Is this even possible in spark dataframe (1.6/2.1)
val data="some variable"
df.filter("column1"> data)
I can do this with a static value but cant figure out how to do filter by a variable.
I'm not sure how you accomplished that with a literal either since what you have doesn't match any of the filter method signatures.
So yes, you can work with a non-literal, but try this:
import sparkSession.implicits._
df.filter($"column1" > data)
Note the $, which uses implicit conversion to turn the String into the Column named with that String. Meanwhile, this Column has a > method that takes an Any and returns a new Column.
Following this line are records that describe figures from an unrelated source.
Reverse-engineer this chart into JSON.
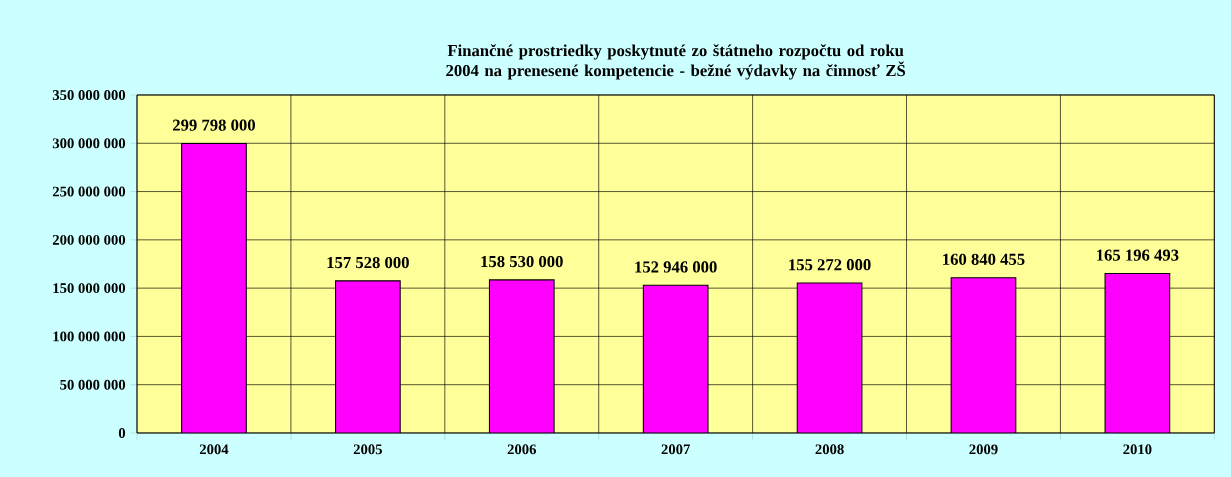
{
  "chart_data": {
    "type": "bar",
    "title": "Finančné prostriedky poskytnuté zo štátneho rozpočtu od roku  2004 na prenesené kompetencie - bežné výdavky na činnosť ZŠ",
    "categories": [
      "2004",
      "2005",
      "2006",
      "2007",
      "2008",
      "2009",
      "2010"
    ],
    "values": [
      299798000,
      157528000,
      158530000,
      152946000,
      155272000,
      160840455,
      165196493
    ],
    "value_labels": [
      "299 798 000",
      "157 528 000",
      "158 530 000",
      "152 946 000",
      "155 272 000",
      "160 840 455",
      "165 196 493"
    ],
    "color": "#ff00ff",
    "ylim": [
      0,
      350000000
    ],
    "yticks": [
      {
        "value": 0,
        "label": "0"
      },
      {
        "value": 50000000,
        "label": "50 000 000"
      },
      {
        "value": 100000000,
        "label": "100 000 000"
      },
      {
        "value": 150000000,
        "label": "150 000 000"
      },
      {
        "value": 200000000,
        "label": "200 000 000"
      },
      {
        "value": 250000000,
        "label": "250 000 000"
      },
      {
        "value": 300000000,
        "label": "300 000 000"
      },
      {
        "value": 350000000,
        "label": "350 000 000"
      }
    ],
    "grid": true
  }
}
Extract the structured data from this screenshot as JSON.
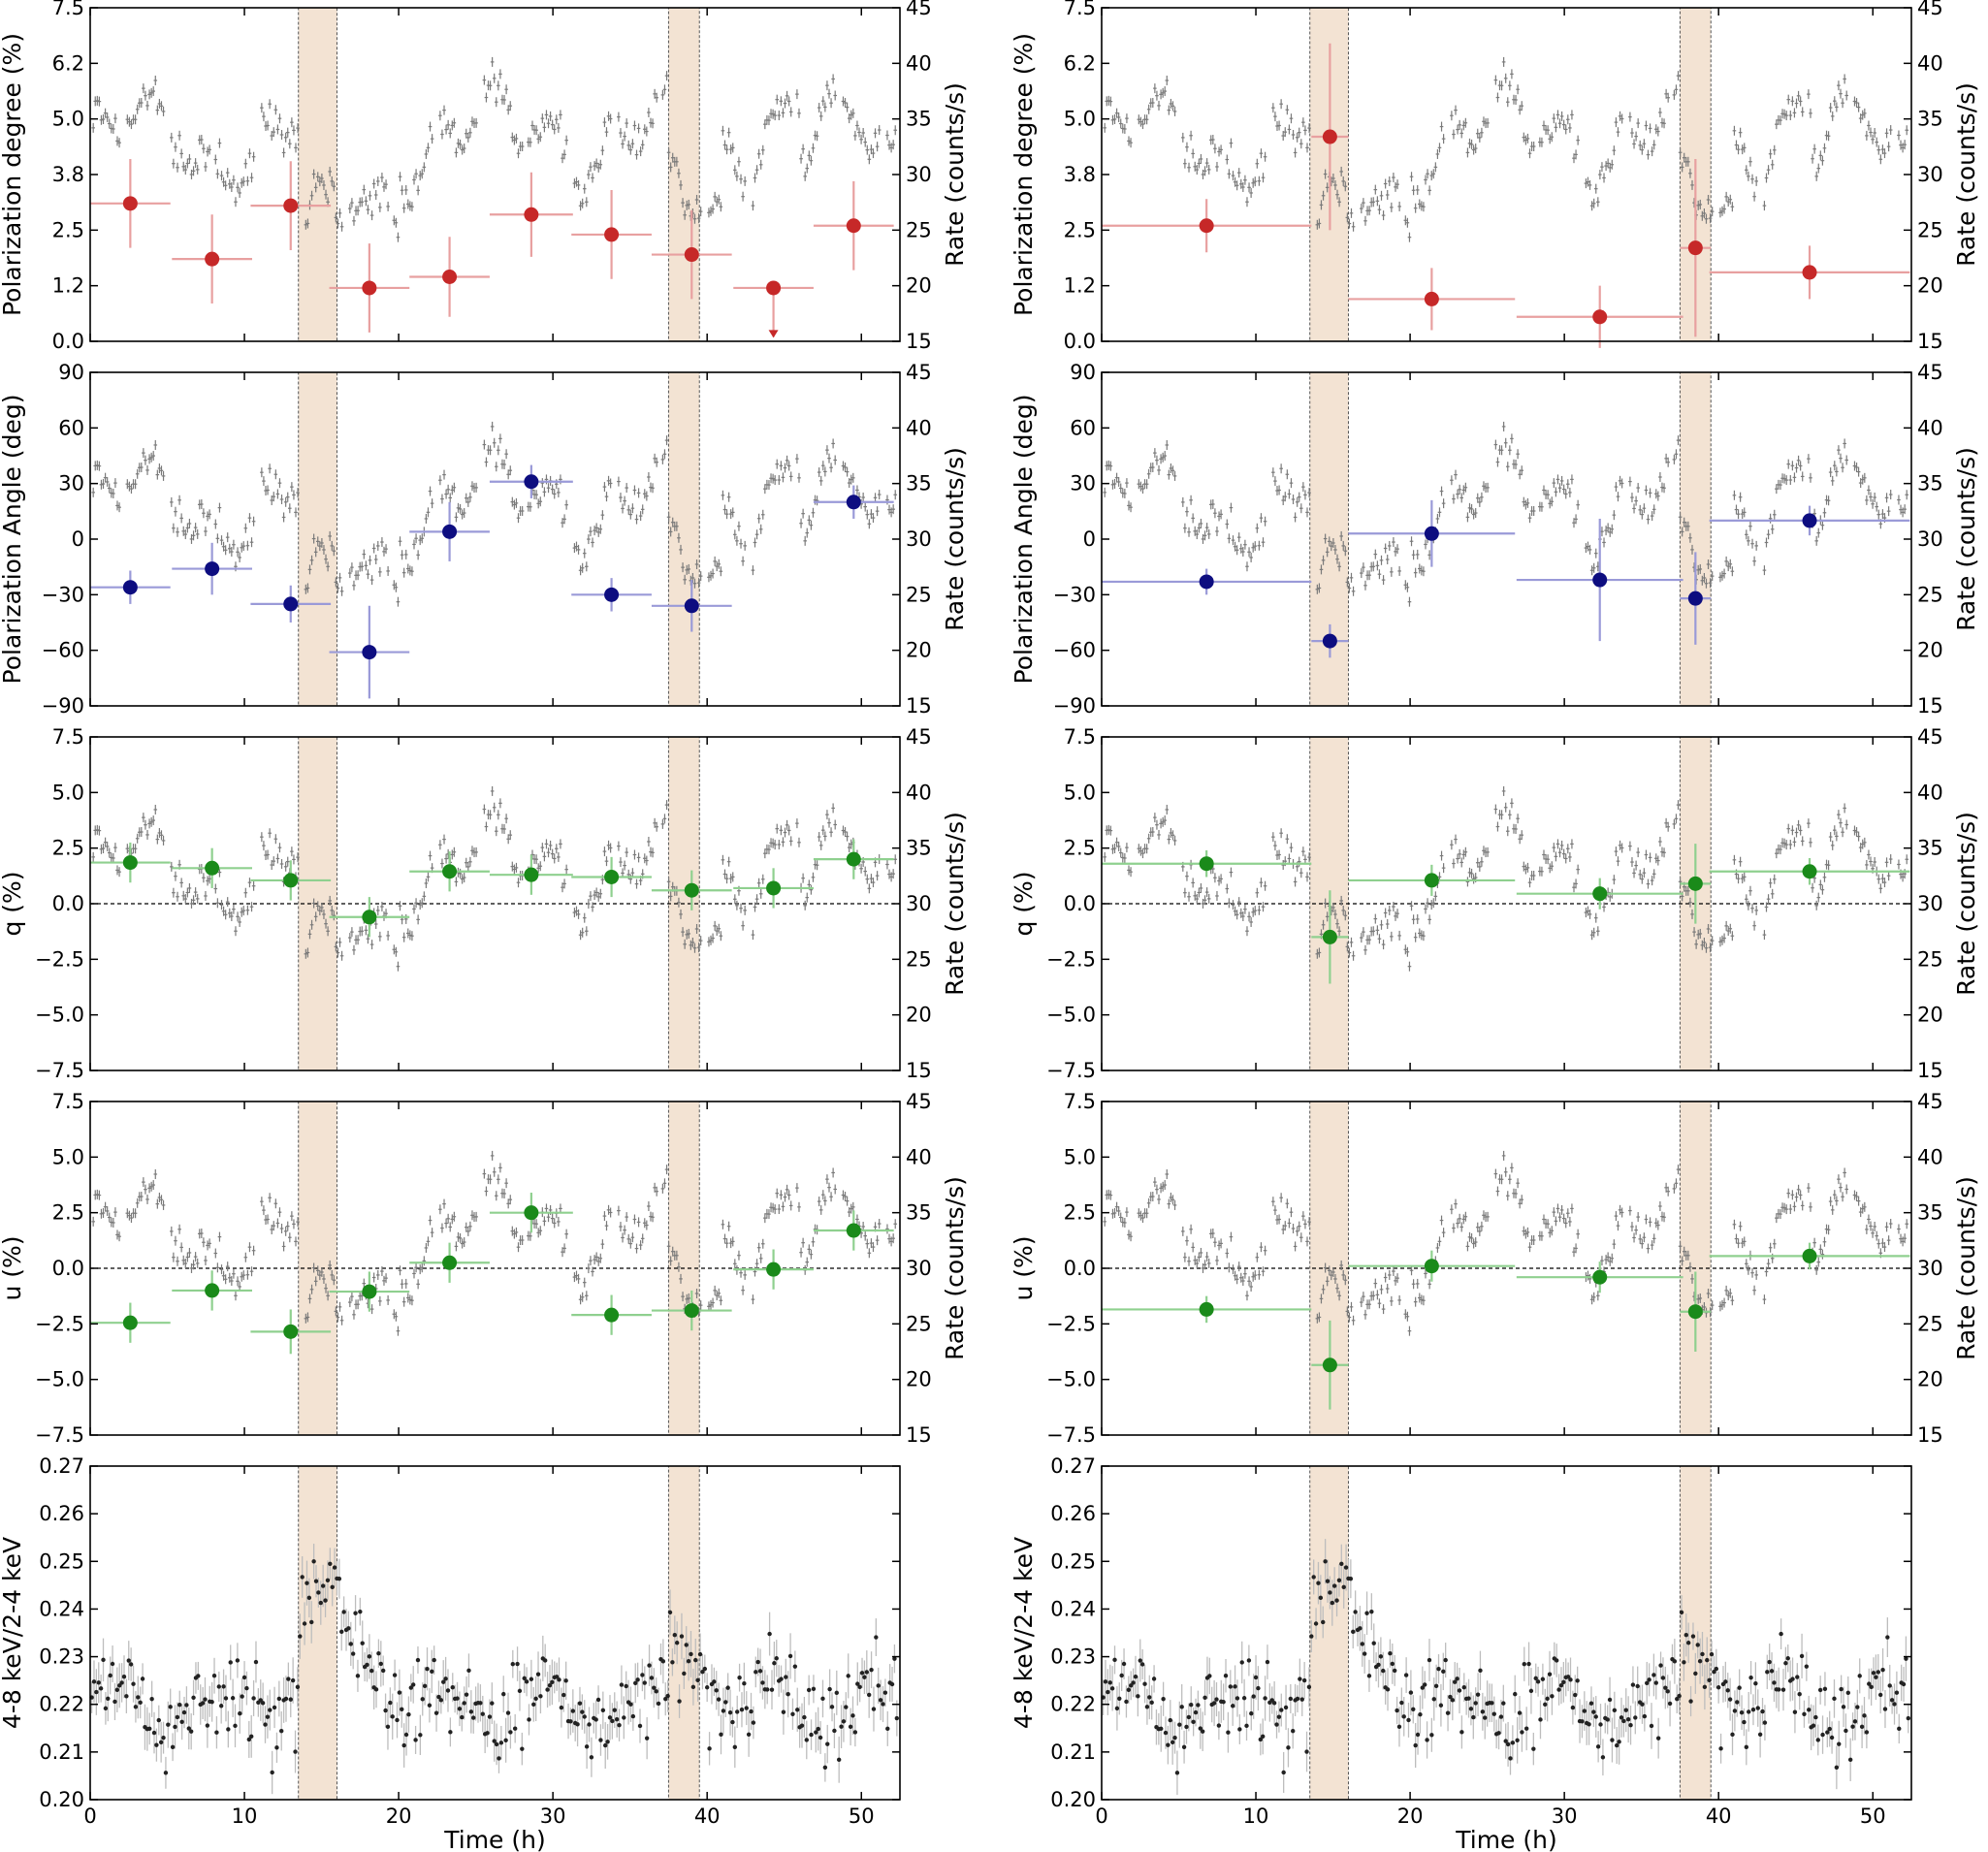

That Any will be your data value.
In Java, we can do like this:
int i =10;
//for equal condition
df.select("column1","column2").filter(functions.col("column1").equalTo(i)).show();
//for greater than or less than
df.select("no","name").filter(functions.col("no").gt(i)).show();
df.select("no","name").filter(functions.col("no").lt(i)).show();
you can simply do it using string interpolation
val data="some variable"
df.filter(s"column1 > $data")
Here is complete demo of filter using < > = on numeric columns where mysearchid is a number declared as val below...
scala>val numRows =10
scala>val ds = spark.range(0, numRows)
ds: org.apache.spark.sql.Dataset[Long] = [id: bigint]
scala>val df = ds.toDF("index")
df: org.apache.spark.sql.DataFrame = [index: bigint]
scala>df.show
+-----+
|index|
+-----+
| 0|
| 1|
| 2|
| 3|
| 4|
| 5|
| 6|
| 7|
| 8|
| 9|
+-----+
scala>val mysearchid=9
mysearchid: Int = 9
scala>println("filter with less than ")
filter with less than
scala>df.filter(df("index") < mysearchid).show
+-----+
|index|
+-----+
| 0|
| 1|
| 2|
| 3|
| 4|
| 5|
| 6|
| 7|
| 8|
+-----+
scala> println("filter with greater than ")
filter with greater than
scala> df.filter(df("index") > mysearchid).show
+-----+
|index|
+-----+
+-----+
scala> println("filter with equals ")
filter with equals
scala> df.filter(df("index") === mysearchid).show
+-----+
|index|
+-----+
| 9|
+-----+
val data?